After a couple of years of using it I stopped as I didn’t want to host my (at times pretty personal) notes on someone else’s computer. And as I couldn’t give the project the attention it deserved while not actively using it I reached out to @atomicules who had been the most active outside contributor at that point and asked him if he wanted to take over maintenance of the vim plugin and the Python module. Fortunately he was up for it and so for the last 3 years he has been doing a fantastic job of maintaining and pushing the project forward.

Are you involved in a local Vim community?

I’m not. For some reason that has never occurred to me.
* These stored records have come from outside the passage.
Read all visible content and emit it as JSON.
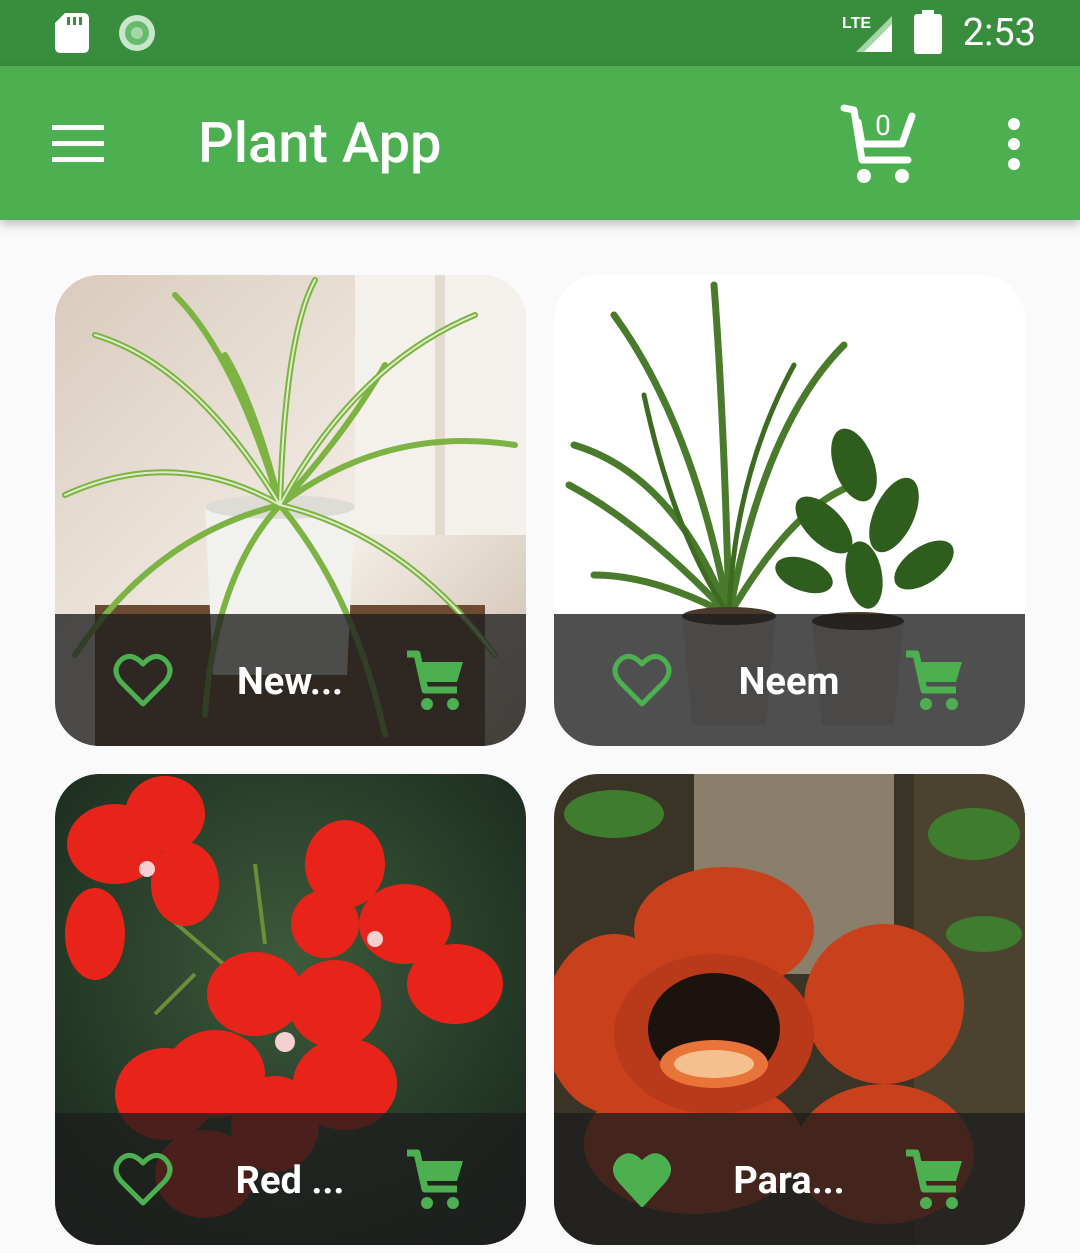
{
  "status_bar": {
    "time": "2:53",
    "network": "LTE",
    "icons": [
      "sd-card-icon",
      "sync-icon",
      "lte-signal-icon",
      "battery-icon"
    ]
  },
  "app_bar": {
    "title": "Plant App",
    "cart_count": "0",
    "icons": [
      "menu-icon",
      "cart-icon",
      "more-vert-icon"
    ]
  },
  "colors": {
    "status_bar": "#388e3c",
    "app_bar": "#4caf50",
    "accent": "#4caf50",
    "background": "#fafafa"
  },
  "plants": [
    {
      "name": "New...",
      "favorite": false
    },
    {
      "name": "Neem",
      "favorite": false
    },
    {
      "name": "Red ...",
      "favorite": false
    },
    {
      "name": "Para...",
      "favorite": true
    }
  ]
}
Share a snippet of Vim script you’ve written and talk about what it does.

function! Today()
  let today = strftime("%A %m\/%d\/%Y")
  exe "normal a". today
endfunction
command! Today :call Today()

This is the snippet I talked about earlier that inserts the current date after the cursor position. It’s pretty simple and yet incredibly useful for me. It creates a string from the current date formatted as “weekday day/month/year” and appends it at the current position. The function is then mapped to a command with the same name so I can call it as :Today and also map that command to a leader key combo.

What have you been working on recently in Vim?

I’m currently working on a bunch of infrastructure projects at work that mostly involve writing chef recipes or PHP. I also constantly use vim to update documentation and write emails.